When South Windsor resident Richard Desmond was experiencing fatigue in 2004, he just believed he was burning the candle at both ends.
Indeed, at 25 years old, Richard thought he was just experiencing a lack of energy from working too hard.
But routine blood work performed during a physical required before he entered graduate school at UConn revealed something far more serious: Richard was diagnosed with aplastic anemia that was caused by a rare genetic disorder known as Dyskeratosis Congenita. Essentially, Richard has extremely low levels of red and white blood cell counts.
“It’s like a one in a million disease,” Richard said in a telephone interview. “My doctor called me [when I was diagnosed] and asked me, ‘Are you OK? You shouldn’t be walking around based on these numbers.'”

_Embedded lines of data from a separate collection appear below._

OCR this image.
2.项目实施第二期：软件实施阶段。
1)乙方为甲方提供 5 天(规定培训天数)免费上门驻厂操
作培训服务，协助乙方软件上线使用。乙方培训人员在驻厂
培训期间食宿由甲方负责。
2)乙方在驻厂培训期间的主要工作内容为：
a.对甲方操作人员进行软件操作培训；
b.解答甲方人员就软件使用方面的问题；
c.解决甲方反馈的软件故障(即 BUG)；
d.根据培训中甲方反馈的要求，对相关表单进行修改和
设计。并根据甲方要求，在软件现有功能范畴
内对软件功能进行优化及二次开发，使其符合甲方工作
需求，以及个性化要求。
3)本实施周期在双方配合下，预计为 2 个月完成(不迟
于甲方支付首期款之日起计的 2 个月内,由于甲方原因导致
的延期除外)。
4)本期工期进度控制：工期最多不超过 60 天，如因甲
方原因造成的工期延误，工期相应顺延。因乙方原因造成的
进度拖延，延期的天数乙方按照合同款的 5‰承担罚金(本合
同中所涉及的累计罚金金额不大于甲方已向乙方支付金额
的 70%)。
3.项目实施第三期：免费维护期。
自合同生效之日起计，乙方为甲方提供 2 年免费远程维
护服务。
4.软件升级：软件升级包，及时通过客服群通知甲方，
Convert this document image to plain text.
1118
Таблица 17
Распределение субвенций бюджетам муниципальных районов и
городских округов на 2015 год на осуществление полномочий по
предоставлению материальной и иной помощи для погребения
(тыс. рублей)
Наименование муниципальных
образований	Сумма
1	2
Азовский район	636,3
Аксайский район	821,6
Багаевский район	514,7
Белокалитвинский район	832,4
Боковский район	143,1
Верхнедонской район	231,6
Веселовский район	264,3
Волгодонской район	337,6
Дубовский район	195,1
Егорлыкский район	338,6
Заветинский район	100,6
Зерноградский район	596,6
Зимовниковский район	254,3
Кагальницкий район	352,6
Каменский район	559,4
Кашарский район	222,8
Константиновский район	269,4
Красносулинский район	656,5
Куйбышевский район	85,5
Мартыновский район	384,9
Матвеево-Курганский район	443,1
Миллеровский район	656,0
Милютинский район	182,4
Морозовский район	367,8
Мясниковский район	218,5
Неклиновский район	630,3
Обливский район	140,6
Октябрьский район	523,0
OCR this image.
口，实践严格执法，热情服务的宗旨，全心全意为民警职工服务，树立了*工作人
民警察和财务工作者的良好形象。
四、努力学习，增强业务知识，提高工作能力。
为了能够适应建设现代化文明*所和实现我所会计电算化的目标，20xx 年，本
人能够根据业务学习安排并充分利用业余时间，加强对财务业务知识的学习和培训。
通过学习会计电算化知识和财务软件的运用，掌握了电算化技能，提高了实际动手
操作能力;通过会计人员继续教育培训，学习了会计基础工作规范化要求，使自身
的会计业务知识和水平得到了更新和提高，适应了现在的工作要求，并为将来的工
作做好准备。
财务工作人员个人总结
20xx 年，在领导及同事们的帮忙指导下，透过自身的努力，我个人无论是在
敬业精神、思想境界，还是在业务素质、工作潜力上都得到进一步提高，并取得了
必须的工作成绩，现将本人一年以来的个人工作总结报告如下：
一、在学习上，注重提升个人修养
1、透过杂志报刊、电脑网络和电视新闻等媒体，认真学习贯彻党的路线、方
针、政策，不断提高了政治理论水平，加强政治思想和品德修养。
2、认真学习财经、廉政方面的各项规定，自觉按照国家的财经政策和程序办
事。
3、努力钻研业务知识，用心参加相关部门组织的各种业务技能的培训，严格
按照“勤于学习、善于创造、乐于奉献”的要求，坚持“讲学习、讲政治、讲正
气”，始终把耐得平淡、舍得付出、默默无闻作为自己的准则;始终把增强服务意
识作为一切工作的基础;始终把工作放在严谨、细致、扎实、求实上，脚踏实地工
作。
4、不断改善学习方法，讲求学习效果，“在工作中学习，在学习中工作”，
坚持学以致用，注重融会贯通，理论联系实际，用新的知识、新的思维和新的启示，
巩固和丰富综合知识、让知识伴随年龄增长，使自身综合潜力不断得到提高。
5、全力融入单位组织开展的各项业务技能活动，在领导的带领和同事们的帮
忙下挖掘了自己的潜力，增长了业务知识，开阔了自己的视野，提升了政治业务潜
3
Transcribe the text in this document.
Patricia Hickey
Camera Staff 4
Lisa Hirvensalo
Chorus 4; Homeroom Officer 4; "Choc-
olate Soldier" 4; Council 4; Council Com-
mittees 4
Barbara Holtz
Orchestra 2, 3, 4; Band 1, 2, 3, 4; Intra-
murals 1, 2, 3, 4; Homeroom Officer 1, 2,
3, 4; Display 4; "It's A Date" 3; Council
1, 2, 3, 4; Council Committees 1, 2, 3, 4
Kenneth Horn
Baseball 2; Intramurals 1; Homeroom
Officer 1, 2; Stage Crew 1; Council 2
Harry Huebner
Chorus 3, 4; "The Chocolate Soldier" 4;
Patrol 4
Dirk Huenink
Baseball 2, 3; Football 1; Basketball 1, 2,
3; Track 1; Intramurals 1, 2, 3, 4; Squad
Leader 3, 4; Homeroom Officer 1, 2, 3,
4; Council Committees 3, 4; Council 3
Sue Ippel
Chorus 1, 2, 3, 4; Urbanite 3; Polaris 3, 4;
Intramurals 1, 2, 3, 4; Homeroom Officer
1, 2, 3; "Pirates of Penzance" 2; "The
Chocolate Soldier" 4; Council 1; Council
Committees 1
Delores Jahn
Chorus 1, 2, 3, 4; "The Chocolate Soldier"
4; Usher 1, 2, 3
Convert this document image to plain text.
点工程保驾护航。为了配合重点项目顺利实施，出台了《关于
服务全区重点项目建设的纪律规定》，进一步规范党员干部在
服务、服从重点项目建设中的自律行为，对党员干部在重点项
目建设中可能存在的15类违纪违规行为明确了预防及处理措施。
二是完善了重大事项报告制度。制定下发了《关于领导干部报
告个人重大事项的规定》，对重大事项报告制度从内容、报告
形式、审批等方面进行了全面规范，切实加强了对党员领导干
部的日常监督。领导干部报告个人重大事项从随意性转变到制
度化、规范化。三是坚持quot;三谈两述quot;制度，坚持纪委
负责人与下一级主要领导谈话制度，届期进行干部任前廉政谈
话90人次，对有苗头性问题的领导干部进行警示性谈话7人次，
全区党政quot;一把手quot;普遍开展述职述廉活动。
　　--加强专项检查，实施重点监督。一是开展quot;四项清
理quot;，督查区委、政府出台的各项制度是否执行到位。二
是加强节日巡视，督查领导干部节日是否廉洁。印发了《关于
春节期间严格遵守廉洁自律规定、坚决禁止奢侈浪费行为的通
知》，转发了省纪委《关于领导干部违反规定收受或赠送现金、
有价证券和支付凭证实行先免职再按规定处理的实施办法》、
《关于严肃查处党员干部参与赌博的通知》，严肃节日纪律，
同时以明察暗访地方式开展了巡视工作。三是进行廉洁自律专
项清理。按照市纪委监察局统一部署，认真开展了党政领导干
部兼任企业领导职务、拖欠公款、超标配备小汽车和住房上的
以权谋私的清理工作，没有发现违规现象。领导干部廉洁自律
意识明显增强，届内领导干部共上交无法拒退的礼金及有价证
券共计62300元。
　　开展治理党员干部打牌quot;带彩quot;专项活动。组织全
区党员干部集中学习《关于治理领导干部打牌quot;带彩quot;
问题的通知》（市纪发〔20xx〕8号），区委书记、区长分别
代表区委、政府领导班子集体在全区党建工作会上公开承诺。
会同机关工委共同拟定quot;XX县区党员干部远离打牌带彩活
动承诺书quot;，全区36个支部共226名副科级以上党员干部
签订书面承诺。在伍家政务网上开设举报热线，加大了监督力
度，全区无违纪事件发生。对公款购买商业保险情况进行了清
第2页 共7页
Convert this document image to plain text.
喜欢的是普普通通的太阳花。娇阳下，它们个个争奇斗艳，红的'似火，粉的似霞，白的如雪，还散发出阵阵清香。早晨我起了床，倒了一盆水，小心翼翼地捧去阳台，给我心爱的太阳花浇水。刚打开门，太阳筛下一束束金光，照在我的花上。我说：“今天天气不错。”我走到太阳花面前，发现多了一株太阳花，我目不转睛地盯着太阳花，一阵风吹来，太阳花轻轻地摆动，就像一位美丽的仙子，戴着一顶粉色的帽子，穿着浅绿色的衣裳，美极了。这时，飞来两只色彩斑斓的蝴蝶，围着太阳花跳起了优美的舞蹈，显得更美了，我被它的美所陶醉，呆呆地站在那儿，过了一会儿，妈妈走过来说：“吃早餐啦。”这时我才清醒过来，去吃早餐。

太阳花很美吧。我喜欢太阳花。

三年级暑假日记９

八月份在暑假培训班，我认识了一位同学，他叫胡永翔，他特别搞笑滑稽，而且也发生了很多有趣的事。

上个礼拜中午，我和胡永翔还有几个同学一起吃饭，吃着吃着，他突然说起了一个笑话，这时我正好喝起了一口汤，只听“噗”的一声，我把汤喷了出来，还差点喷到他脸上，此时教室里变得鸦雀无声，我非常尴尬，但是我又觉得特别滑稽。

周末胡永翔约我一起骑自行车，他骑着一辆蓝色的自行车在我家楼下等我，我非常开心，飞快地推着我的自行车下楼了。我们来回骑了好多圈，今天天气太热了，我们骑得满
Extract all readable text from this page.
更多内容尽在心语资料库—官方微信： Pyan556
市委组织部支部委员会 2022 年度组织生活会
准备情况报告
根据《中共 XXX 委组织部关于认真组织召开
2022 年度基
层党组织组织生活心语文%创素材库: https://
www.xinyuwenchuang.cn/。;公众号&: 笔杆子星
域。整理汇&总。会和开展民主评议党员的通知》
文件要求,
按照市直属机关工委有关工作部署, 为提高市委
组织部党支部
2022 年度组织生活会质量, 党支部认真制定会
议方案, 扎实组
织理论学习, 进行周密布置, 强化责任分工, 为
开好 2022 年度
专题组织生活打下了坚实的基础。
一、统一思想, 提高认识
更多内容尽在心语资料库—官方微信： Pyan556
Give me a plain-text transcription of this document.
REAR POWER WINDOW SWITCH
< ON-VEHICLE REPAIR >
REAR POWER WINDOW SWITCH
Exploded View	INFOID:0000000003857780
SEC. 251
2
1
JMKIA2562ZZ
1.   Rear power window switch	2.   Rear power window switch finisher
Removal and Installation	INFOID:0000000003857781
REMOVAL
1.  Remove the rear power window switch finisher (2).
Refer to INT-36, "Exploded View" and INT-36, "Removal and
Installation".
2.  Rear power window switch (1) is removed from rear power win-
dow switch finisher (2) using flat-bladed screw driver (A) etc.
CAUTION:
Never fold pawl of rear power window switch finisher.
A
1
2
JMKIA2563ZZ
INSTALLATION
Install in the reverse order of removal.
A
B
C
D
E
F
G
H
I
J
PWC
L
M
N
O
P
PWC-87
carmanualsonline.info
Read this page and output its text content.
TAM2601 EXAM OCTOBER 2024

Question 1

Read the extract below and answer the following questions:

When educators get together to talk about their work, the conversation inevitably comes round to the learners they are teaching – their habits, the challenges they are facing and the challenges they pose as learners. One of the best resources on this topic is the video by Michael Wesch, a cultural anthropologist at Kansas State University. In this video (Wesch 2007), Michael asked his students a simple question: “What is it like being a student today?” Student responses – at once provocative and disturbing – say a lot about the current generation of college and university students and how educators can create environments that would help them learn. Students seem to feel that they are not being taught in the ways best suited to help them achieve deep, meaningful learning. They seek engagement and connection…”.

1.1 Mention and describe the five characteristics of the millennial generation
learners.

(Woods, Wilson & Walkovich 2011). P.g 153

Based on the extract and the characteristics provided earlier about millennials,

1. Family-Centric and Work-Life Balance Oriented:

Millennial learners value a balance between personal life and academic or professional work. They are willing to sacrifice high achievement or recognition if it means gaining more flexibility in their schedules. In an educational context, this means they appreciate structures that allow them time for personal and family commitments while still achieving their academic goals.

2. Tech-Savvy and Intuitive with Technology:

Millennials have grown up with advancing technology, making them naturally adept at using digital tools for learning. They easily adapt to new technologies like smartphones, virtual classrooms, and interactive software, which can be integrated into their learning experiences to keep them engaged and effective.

Richard’s family already knew that his older brother, Bob, had the disorder, but Rich set up an appointment at the Dana-Farber Cancer Institute in Boston, and convinced Bob to go with him, according to a press release. During that visit, Richard and Bob were both told that they needed to have a bone marrow stem cell transplant. (According to the release, Richard and Bob were the first-ever patients treated for aplastic anemia who also have Dyskeratosis Congenita.)
Doctors suggested that one of the brothers undergo the procedure first to see how he reacts.
According to a Dana-Farber press release, Bob, being the older brother that he is, went first and got his transplant in August 2005.
Things went pretty well and Richard got his bone marrow stem cell transplant in February 2006. The two brothers each enjoyed a strong initial recovery, though they developed graft-versus-host-disease (GVHD).
Unfortunately, Bob eventually succumbed to lung failure as a result of GVHD and died in October 2008.
The following spring, Richard, who never considered himself a distance runner, entered and finished the 7-mile Falmouth Road Race in Massachusetts for the first time. That first race he raised about $1,000 for Dana-Farber.
Fast forward to August 2012, and Richard, now 33, is still maintaining a relatively normal life - skin problems and dry-eye notwithstanding - despite battling GVHD.
“Other than [the dry-eye and skin problems], I’ve been good,” Richard said.
He’s finishing up his PhD at UConn and is hoping to land a tenured teaching job at a small college somewhere.
He’s also about to run his fourth New Balance Falmouth Road Race, which is scheduled for Aug. 12, in which he will join over 100 other members of the Dana-Farber team running in the Falmouth Road Race in support of adult and pediatric cancer care and research.
Richard will also be running in loving memory of his brother Bob. Entering the race, which draws about 10,000 runners, with his teammates has been helpful and cathartic, Richard said.
“It’s been a good experience,” Richard said. “Last year we sat down and shared our stories. You start to cry, but everybody winds up happy, because you know why you are doing it. … It’s a good race and a fun weekend.”